Last month, Fossella pleaded guilty to driving under the influence.
The father of the bride
After dropping out of the 1992 presidential race in the summer, full of praise for Democrat Bill Clinton, then plunging back in that fall, billionaire Ross Perot had some explaining to do: What gives?
His explanation did not do anything to quiet the skeptics who thought Perot had a slightly erratic streak.
Perot claimed that he had initially dropped out to halt a plot to sabotage his daughter’s wedding.

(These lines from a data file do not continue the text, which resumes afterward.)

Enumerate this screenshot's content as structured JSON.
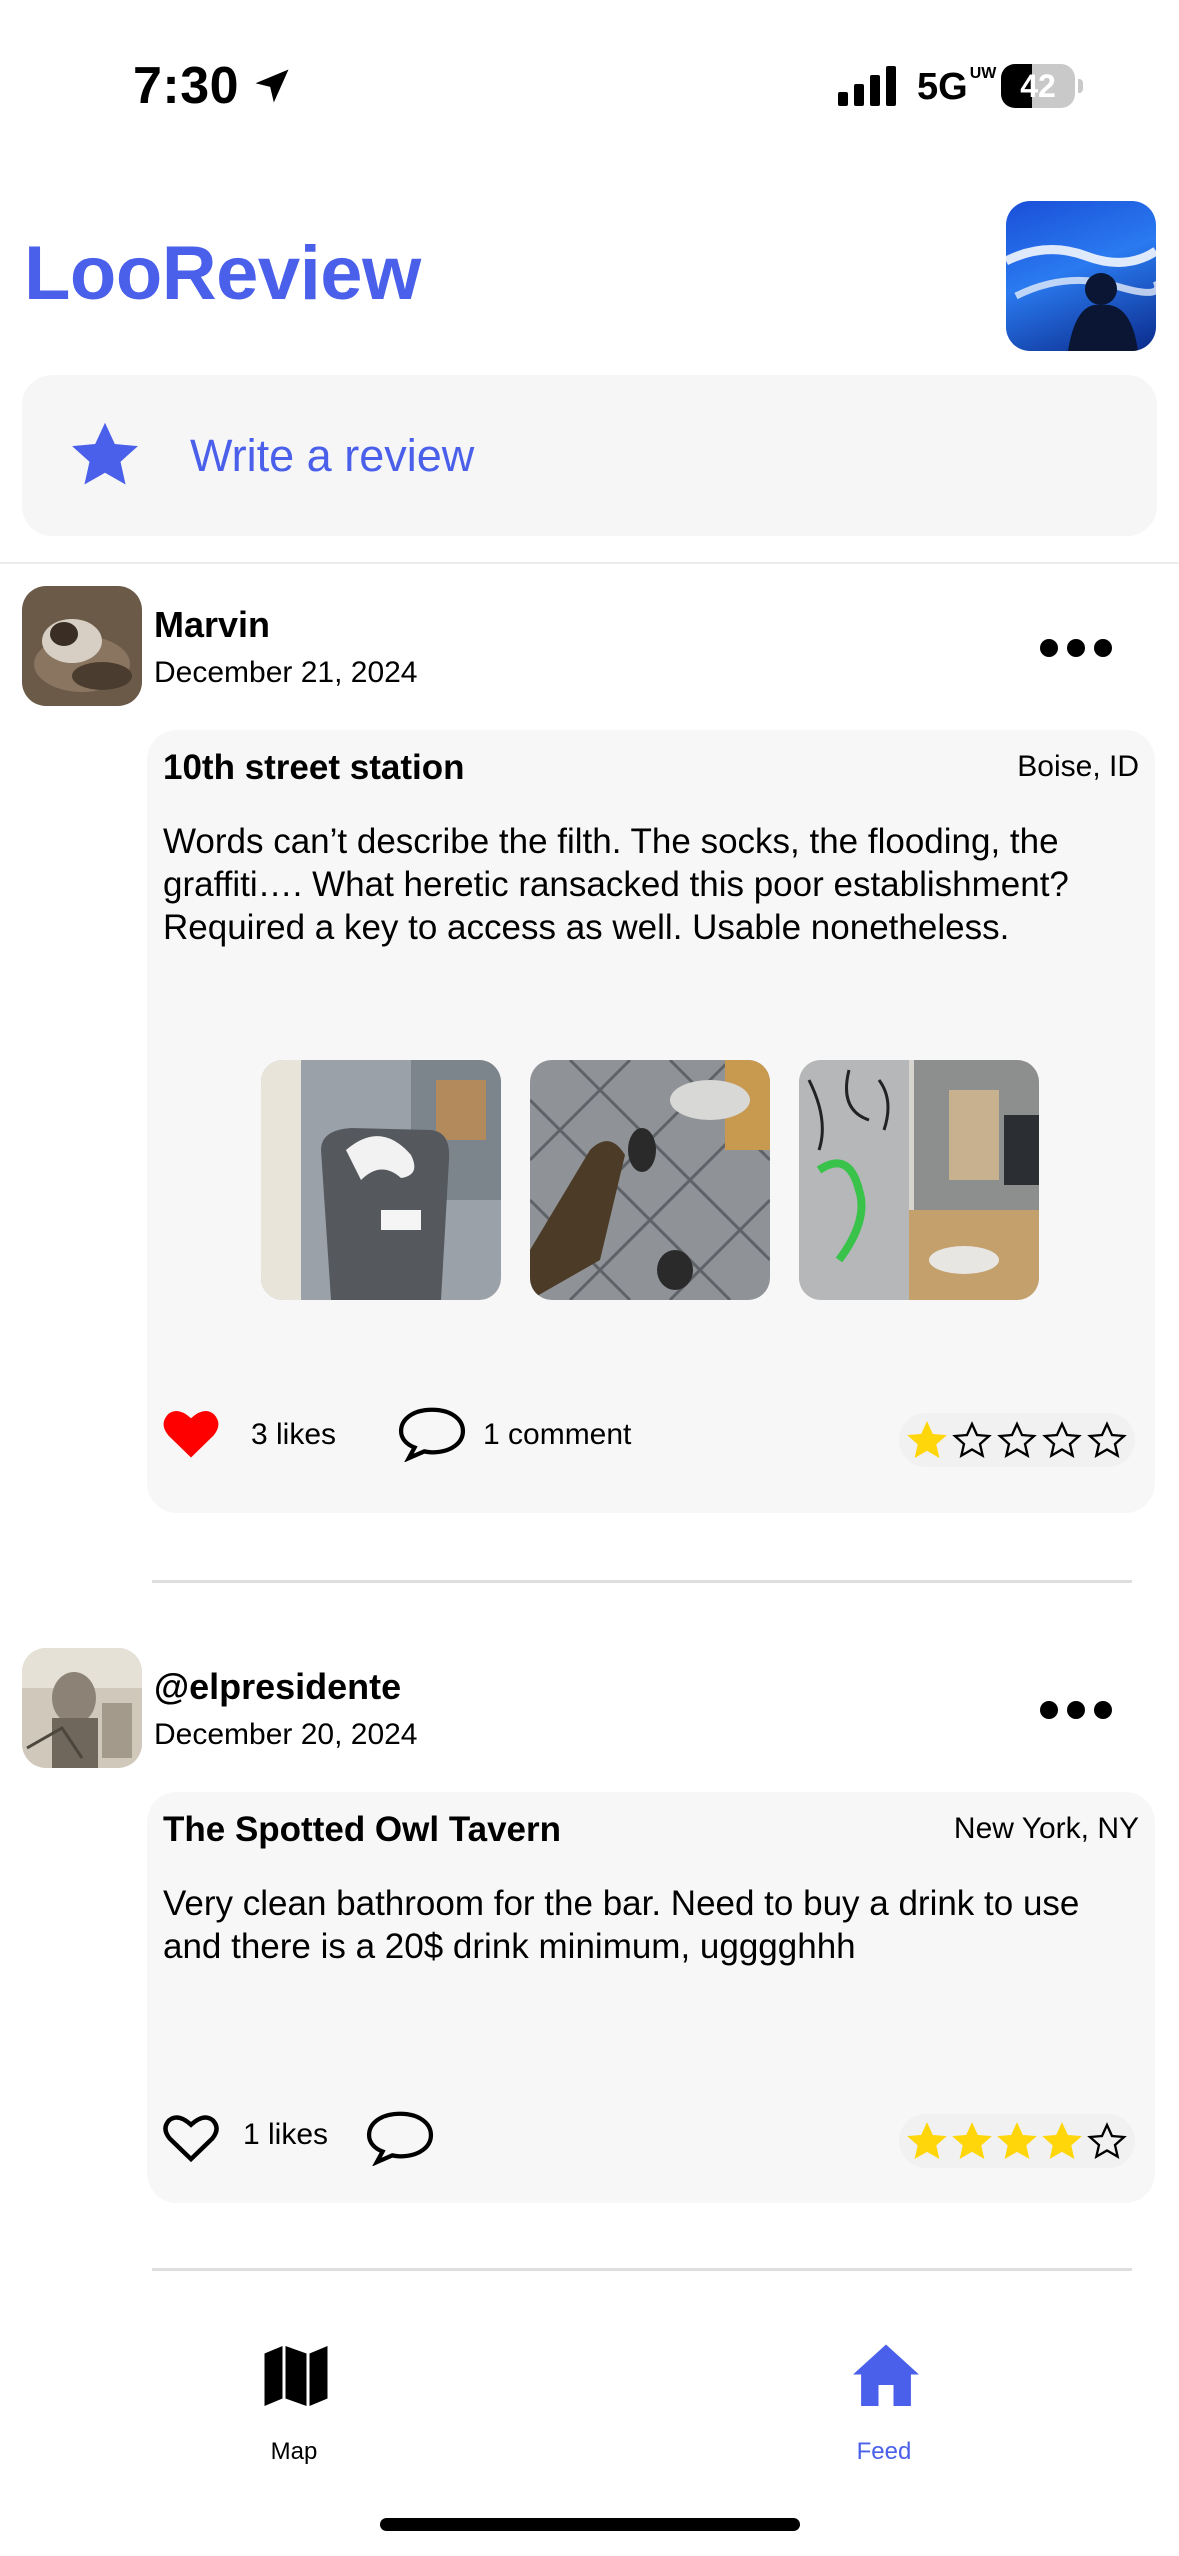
{
  "status_bar": {
    "time": "7:30",
    "network": "5G",
    "network_suffix": "UW",
    "battery_level": "42",
    "battery_fraction": 0.42
  },
  "header": {
    "title": "LooReview",
    "write_review_label": "Write a review",
    "accent_color": "#4a60ea"
  },
  "posts": [
    {
      "user": "Marvin",
      "date": "December 21, 2024",
      "place": "10th street station",
      "city": "Boise, ID",
      "body": "Words can’t describe the filth. The socks, the flooding, the graffiti…. What heretic ransacked this poor establishment? Required a key to access as well. Usable nonetheless.",
      "photo_count": 3,
      "liked": true,
      "likes_text": "3 likes",
      "comments_text": "1 comment",
      "rating": 1,
      "rating_max": 5
    },
    {
      "user": "@elpresidente",
      "date": "December 20, 2024",
      "place": "The Spotted Owl Tavern",
      "city": "New York, NY",
      "body": "Very clean bathroom for the bar. Need to buy a drink to use and there is a 20$ drink minimum, ugggghhh",
      "photo_count": 0,
      "liked": false,
      "likes_text": "1 likes",
      "comments_text": "",
      "rating": 4,
      "rating_max": 5
    }
  ],
  "tab_bar": {
    "tabs": [
      {
        "label": "Map",
        "icon": "map-icon",
        "active": false
      },
      {
        "label": "Feed",
        "icon": "house-icon",
        "active": true
      }
    ],
    "active_color": "#4a60ea",
    "inactive_color": "#000000"
  },
  "icons": {
    "heart_filled_color": "#ff0000",
    "star_filled_color": "#ffd60a"
  }
}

Offering minimal factual support, Perot said that he had it on good account that a Republican scheme was afoot to release digitally altered photos of his daughter, Caroline, depicting her as a lesbian. In a year when many voters were tired of politics as usual, this loopy explanation did not prevent the third-party candidate from commanding almost 20 percent of the vote.
The hacker defense
Those damned cell phone hackers and their steamy sexting. The defense team for former Detroit Mayor Kwame Kilpatrick put forth the idea that some high-tech mischief-maker had been responsible for the libidinous text chain between Kilpatrick and a former aide.
R U kidding? LOL.
The Scrabble defense
During his ill-fated reelection campaign in 2006, Virginia Sen. George Allen claimed that he spontaneously “made up a nickname” during an encounter with S.R. Sidarth, a young man working for his Democratic opponent, Jim Webb.
Unfortunately that nickname, “macaca,” was already long on the books as a racist slur deriving from a word in French-speaking colonies for monkey.
The Allen campaign subsequently blamed the media for putting words in the Republican’s mouth. And “macaca” went on to be a finalist for the American Dialect Society’s “word of the year” award.
Oh, you mean that woman…
Surprised that we made it this long without getting to Bill Clinton? That’s partly because the 42nd president offers so many selections from which to choose.
Here is a politician who started his 1992 campaign with an explanation of how he would have voted on the first Gulf War (“I guess I would have voted for the majority if it was a close vote. But I agree with the arguments the minority made.”). That year, he would also try to deny pot-smoking (“I never broke the laws of this country”) before confessing, sort of, to partaking of the demon weed in England (“I never inhaled.”) He denied an affair with Gennifer Flowers, despite tapes capturing the two of them talking in very familiar ways. (Seven years later he would admit under oath that this denial was a lie. They had messed around…but just one time…in the 1970s.)
But Clinton’s most famous lame explanations, of course, would wait for his second term and the Monica Lewinsky scandal. On Jan. 26, 1998, Clinton squinted his eyes, jabbed his finger, and seethed: “I want to say one thing to the American people. I want you to listen to me. I'm going to say this again: I did not have sexual relations with that woman, [pause] Miss Lewinsky.”
This came at a time when there were already voluminous news reports citing White House records making plain that the former intern had, in fact, made dozens of off-hours visits to the Oval Office. Privately, Clinton told aides such as Sidney Blumenthal that this was because of his caring nature and desire to counsel a troubled young woman.
Later, the explanations became a bit more tortured. Clinton told prosecutors that he was legally accurate to deny having sex wth Lewinksy because she performed oral sex on him but he had never touched her in a sexual way: “If the deponent is the person who has oral sex performed on him, then the contact is with — not with anything on that list but with the lips of another person.”
But Clinton is also an illustration of why politicians resort to lame explanations: They sometimes work. By the time Clinton finally 'fessed up publicly to his affair with Lewinsky, most Americans — with the notable exception of his wife — had long since reconciled themselves to this reality. The country had calmed down, and a strong majority had decided that Clinton might be a liar, but he was their liar, and most people did not want to evict a president they viewed as effective over a matter they viewed as private.